On 02/07/2010 08:03 AM, Avi Kivity wrote: > On 02/03/2010 06:14 PM, Anthony Liguori wrote: >>>> aren't we putting the cart before the horse here? >>> qemu has support for triggering MCEs on the monitor. >>> >>> Also the KVM code base has support for forwarding the MCEs >>> automatically. >> >> KVM has all of the information you need (guest physical -> host >> physical mapping). It can also pin the mapping making it much safer >> to interface at that level. You should probably add an ioctl >> interface to KVM to get a host physical from a given guest physical >> and then use that to do the MCE injection. You would need to write a >> little helper tool and you would need a way to get an fd for an >> existing guest. >> > > It would be simpler to trigger the whole thing from within qemu.
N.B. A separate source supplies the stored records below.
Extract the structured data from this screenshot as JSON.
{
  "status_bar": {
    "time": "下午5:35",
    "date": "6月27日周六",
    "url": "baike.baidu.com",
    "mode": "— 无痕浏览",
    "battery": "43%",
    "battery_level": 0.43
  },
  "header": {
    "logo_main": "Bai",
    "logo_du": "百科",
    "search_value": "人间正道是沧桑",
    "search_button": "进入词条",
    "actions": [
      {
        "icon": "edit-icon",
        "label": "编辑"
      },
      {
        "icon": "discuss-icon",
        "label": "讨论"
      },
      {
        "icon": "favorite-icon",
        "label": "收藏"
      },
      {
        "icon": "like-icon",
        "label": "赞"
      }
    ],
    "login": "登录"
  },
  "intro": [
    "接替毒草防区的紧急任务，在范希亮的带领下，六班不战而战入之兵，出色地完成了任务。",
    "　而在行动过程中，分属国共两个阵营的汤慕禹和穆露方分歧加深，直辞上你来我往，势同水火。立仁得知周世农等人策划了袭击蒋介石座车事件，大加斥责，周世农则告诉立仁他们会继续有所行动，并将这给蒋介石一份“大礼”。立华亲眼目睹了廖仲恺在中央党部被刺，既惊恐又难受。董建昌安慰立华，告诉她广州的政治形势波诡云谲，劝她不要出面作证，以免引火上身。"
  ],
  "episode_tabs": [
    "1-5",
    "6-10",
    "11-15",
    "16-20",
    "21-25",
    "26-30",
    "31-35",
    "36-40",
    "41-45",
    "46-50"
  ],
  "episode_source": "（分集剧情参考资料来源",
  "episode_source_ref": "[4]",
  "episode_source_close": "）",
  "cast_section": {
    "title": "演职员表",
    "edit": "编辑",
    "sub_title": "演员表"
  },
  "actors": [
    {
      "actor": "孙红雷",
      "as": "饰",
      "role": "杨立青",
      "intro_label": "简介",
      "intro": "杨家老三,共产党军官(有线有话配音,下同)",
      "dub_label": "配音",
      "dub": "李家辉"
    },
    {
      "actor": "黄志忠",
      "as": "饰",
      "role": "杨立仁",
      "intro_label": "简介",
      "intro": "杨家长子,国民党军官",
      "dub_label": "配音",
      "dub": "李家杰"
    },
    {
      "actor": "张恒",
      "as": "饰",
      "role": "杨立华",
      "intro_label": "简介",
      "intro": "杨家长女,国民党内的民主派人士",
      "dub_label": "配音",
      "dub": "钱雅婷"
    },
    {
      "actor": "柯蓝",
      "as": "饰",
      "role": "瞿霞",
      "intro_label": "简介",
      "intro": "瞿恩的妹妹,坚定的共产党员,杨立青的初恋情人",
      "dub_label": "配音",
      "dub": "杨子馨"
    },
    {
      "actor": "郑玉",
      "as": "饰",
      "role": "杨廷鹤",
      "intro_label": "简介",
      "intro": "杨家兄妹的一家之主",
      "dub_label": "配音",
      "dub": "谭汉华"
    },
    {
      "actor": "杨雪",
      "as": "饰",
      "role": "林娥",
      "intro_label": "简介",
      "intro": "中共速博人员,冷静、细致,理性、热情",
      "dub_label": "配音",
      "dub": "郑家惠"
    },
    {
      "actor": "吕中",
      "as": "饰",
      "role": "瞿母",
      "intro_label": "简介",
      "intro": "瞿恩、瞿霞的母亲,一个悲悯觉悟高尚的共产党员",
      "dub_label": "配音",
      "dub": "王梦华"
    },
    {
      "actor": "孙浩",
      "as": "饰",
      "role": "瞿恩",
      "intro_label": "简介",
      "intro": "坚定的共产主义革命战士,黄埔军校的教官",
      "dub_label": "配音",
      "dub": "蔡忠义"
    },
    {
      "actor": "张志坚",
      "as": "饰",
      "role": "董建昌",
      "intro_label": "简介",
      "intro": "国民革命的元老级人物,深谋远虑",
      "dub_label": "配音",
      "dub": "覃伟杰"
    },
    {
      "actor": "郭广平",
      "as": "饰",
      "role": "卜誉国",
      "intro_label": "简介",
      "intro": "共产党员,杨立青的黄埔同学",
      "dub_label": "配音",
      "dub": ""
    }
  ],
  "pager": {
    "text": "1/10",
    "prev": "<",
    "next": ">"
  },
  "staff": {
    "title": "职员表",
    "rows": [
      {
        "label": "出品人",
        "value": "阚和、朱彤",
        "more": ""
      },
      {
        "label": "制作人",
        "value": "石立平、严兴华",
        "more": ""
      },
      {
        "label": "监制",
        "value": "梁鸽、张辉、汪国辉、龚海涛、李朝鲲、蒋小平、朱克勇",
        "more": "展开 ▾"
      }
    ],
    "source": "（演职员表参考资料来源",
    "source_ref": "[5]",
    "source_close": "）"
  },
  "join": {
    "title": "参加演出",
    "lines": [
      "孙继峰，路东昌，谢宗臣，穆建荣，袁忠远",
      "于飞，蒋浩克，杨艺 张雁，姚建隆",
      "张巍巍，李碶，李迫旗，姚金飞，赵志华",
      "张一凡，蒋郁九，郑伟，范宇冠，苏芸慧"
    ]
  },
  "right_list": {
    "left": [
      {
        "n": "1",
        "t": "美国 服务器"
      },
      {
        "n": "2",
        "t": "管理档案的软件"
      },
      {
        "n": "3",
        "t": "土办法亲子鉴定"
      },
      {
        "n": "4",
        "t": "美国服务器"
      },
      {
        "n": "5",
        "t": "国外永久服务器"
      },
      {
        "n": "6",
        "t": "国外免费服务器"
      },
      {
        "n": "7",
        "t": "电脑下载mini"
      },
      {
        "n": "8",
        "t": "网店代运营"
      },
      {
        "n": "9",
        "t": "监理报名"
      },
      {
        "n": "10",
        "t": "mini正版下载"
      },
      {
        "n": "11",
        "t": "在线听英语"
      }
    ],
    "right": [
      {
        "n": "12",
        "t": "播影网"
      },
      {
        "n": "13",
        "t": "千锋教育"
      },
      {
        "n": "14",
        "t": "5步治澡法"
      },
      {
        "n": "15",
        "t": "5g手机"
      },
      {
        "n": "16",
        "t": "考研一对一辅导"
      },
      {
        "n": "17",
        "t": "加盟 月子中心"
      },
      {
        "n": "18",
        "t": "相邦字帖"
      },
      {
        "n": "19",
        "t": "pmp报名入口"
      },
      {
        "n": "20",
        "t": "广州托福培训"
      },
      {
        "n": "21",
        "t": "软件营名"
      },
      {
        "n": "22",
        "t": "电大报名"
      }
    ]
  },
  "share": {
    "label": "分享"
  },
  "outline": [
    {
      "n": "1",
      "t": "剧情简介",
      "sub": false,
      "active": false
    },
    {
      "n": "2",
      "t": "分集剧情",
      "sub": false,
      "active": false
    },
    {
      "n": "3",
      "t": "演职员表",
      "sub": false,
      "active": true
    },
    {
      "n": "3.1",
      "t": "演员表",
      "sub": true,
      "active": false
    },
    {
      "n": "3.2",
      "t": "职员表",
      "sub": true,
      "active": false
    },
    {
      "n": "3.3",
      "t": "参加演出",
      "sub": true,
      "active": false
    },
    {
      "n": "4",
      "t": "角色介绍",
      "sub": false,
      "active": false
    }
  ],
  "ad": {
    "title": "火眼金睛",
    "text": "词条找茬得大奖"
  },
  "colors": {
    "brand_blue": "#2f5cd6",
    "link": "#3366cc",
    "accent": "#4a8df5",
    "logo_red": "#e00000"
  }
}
Only insofar as you don't have to deal with getting at the VM fd. You can avoid the problem by having the kvm ioctl interface take a pid or something. The problem I have with driving this through qemu is that it's purely a test mechanism and it's not even one that we can verify within qemu. It's a command that isn't really useful in anything but a very specific context. I don't think it's the right thing to do to add dozens of monitor commands to enable test harnesses that are not related to actual functionality within qemu. Regards, Anthony Liguori
On 02/07/2010 06:23 PM, Anthony Liguori wrote: > On 02/07/2010 08:03 AM, Avi Kivity wrote: >> On 02/03/2010 06:14 PM, Anthony Liguori wrote: >>>>> aren't we putting the cart before the horse here? >>>> qemu has support for triggering MCEs on the monitor. >>>> >>>> Also the KVM code base has support for forwarding the MCEs >>>> automatically. >>> >>> KVM has all of the information you need (guest physical -> host >>> physical mapping). It can also pin the mapping making it much safer >>> to interface at that level. You should probably add an ioctl >>> interface to KVM to get a host physical from a given guest physical >>> and then use that to do the MCE injection. You would need to write >>> a little helper tool and you would need a way to get an fd for an >>> existing guest. >>> >> >> It would be simpler to trigger the whole thing from within qemu. > > Only insofar as you don't have to deal with getting at the VM fd. You > can avoid the problem by having the kvm ioctl interface take a pid or > something. That's a racy interface. > > The problem I have with driving this through qemu is that it's purely > a test mechanism and it's not even one that we can verify within > qemu. It's a command that isn't really useful in anything but a very > specific context. > > I don't think it's the right thing to do to add dozens of monitor > commands to enable test harnesses that are not related to actual > functionality within qemu. Well, we need to provide a reasonable alternative. One might be to use -mempath (which is hacky by itself, but so far we have no alternative) and use an external tool on the memory object to poison it. An advantage is that you can use it independently of kvm.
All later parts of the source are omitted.